Although Daniel Johnston is feted by musicians, few of us have directly experienced the singer-songwriter, who suffers from bipolar disorder. But when Spiritualized's Jason Pierce was offered the chance to curate Newcastle's week-long Evolution festival, Johnston's was the first name on his team sheet.
With Pierce in the audience, Johnston shuffles to the stage with tiny "Excuse me, sir"s, his plaintive, childlike voice emerging from a great teddy-bear-like body. Reading lyrics from a book, his acoustic guitar resting on his big belly, the 43-year-old Texan plays the instrument as if he's scraping it to remove a stain.
His lyrical concerns are harrowing and beautiful: "Love will haunt you like a ghost ... It could all end next week." While people in the audience compare him in whispers to the bluesman Robert Johnson, there's something uncomfortable about cheering someone whose troubles are so apparent. However, this is tempered by his delight in the applause and his cheeky, blackly humorous playing to the crowd.
He thanks "London", and tells a dry, oft-trotted out anecdote about his dream in which "a man was sentenced to death for attempting to commit suicide". A song that begins "Baby, you're driving me crazy" is mischievously ironic, but it's difficult not to be disturbed by a line like, "He was smiling through his own personal hell."
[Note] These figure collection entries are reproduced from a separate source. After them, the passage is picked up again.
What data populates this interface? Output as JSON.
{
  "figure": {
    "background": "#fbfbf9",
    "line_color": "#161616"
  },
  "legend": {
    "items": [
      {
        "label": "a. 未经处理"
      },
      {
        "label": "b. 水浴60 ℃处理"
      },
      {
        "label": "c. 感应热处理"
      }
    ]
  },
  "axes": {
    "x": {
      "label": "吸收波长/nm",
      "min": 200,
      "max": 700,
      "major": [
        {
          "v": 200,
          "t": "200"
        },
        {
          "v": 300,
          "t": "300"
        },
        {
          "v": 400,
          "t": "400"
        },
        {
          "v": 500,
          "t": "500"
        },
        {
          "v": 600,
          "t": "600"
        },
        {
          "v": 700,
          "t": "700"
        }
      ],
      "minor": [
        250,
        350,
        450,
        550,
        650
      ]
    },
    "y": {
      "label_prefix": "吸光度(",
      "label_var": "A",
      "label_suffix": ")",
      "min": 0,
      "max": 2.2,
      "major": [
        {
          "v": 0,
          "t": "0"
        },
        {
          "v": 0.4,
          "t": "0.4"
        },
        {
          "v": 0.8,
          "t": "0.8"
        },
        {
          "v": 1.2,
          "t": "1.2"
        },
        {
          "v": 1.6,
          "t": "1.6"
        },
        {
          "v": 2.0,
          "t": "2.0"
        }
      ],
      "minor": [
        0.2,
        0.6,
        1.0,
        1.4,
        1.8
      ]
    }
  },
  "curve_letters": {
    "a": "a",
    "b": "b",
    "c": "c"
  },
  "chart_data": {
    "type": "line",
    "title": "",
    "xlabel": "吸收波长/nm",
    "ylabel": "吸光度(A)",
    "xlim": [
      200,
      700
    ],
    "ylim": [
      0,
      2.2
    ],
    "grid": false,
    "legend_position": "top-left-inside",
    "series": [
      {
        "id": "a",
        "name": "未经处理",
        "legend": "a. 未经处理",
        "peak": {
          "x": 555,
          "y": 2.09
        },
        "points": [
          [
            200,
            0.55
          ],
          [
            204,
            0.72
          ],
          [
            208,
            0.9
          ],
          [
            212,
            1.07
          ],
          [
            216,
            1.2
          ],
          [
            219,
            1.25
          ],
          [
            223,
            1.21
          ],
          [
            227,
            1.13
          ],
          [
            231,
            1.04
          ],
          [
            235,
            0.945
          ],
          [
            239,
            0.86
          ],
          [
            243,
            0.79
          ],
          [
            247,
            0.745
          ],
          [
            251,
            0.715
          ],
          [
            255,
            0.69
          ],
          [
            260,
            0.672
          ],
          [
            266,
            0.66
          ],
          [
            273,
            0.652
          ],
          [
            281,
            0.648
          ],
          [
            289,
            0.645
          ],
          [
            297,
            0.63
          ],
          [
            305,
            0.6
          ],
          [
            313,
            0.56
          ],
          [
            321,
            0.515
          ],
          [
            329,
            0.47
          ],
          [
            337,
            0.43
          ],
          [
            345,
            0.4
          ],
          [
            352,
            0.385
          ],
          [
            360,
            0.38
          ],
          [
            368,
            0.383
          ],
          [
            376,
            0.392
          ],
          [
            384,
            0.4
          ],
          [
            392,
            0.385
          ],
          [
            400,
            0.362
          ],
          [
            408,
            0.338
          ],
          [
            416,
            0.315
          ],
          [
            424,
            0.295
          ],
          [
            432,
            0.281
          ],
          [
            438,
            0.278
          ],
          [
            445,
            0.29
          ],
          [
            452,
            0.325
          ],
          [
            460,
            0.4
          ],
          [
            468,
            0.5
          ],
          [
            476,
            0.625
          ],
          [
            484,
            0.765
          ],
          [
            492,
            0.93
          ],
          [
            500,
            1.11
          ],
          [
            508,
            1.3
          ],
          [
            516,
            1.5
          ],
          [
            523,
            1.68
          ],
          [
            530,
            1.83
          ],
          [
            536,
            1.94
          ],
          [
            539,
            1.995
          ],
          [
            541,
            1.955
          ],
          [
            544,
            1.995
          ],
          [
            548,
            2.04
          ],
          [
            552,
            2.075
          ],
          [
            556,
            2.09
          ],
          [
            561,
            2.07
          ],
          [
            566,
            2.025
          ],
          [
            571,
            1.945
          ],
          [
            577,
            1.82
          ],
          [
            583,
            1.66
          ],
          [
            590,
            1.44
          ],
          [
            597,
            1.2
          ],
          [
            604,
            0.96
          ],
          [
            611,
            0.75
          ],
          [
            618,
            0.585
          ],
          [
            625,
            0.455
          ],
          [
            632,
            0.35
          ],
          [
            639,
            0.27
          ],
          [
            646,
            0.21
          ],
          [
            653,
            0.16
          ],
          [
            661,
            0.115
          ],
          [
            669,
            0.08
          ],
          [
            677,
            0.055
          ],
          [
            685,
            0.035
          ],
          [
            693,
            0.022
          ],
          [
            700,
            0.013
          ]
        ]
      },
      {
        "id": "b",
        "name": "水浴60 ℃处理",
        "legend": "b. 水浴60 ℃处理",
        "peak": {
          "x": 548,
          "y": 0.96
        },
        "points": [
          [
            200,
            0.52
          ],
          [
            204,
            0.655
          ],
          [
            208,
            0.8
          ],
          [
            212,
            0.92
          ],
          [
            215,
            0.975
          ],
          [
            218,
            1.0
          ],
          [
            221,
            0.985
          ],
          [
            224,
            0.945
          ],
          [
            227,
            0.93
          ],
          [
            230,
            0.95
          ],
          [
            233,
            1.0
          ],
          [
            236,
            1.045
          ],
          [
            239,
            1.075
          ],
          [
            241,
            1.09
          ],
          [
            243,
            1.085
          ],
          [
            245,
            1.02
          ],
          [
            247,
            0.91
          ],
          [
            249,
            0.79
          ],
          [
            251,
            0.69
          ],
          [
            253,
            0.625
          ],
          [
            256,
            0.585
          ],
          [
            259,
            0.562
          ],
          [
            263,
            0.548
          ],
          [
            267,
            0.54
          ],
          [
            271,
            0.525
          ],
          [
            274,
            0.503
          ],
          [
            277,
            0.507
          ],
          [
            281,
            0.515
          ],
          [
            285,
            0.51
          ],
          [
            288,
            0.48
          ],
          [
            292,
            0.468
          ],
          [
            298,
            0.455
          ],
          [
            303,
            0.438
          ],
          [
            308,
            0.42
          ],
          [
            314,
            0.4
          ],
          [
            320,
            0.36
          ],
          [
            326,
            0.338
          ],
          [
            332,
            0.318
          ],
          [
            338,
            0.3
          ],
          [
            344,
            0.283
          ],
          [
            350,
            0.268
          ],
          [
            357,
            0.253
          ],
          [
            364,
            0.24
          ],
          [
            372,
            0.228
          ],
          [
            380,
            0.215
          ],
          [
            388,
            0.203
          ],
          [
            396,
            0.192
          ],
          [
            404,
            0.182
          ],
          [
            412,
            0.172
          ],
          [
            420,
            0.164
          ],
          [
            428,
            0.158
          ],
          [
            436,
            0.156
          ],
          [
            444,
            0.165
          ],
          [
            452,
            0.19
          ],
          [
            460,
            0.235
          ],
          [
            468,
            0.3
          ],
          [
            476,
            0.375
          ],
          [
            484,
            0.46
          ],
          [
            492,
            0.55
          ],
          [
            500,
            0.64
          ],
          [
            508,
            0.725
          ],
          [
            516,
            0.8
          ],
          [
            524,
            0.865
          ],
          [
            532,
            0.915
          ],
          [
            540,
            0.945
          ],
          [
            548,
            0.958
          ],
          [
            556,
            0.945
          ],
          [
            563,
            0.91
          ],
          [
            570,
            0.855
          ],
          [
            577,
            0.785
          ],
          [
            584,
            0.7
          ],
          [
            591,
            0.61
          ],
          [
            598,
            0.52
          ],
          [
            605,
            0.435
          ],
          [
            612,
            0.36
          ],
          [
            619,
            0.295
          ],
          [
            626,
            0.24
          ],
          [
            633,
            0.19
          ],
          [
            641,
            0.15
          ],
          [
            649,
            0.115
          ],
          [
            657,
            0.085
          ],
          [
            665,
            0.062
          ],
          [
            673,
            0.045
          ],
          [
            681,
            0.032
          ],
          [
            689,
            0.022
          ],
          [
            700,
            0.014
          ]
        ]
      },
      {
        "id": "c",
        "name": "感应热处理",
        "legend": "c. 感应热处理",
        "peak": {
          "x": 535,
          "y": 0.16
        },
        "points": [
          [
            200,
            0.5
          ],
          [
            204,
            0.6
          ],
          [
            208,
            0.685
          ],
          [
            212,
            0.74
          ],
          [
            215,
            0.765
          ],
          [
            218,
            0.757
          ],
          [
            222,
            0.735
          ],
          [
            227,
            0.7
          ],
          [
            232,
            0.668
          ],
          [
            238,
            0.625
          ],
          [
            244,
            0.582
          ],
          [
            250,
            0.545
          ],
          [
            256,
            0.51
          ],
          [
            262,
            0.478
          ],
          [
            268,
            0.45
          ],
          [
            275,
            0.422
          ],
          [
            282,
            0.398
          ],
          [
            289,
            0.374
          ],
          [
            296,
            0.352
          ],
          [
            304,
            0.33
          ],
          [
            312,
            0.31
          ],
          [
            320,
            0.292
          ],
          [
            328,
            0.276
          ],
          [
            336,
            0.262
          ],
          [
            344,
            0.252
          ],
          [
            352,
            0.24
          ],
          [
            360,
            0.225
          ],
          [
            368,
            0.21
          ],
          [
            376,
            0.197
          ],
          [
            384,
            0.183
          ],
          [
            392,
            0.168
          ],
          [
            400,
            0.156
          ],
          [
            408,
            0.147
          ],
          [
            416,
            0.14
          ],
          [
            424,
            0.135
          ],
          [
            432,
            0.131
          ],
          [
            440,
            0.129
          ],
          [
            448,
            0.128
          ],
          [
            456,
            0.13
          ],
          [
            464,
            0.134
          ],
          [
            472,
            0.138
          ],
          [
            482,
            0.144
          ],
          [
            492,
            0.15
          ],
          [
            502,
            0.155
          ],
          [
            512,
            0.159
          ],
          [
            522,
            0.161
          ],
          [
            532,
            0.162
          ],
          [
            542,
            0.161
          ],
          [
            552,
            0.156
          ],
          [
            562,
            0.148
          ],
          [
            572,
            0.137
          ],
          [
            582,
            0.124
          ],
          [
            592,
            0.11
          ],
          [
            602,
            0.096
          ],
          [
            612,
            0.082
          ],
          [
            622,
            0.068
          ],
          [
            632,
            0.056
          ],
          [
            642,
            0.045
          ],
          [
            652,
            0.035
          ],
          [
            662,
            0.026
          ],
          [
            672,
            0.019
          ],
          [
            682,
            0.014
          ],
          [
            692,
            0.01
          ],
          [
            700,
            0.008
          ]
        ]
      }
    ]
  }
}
Johnston's awkward delivery is an acquired taste, but it becomes increasingly obvious that he is the conduit for some of the finest, most insightful songs being written. Every emotion possible intensifies as he switches to piano, and by the time he blasts into an astonishingly pure True Love Will Find You in the End it's difficult to know whether to cry or whoop. For once, the myth is equalled by the man.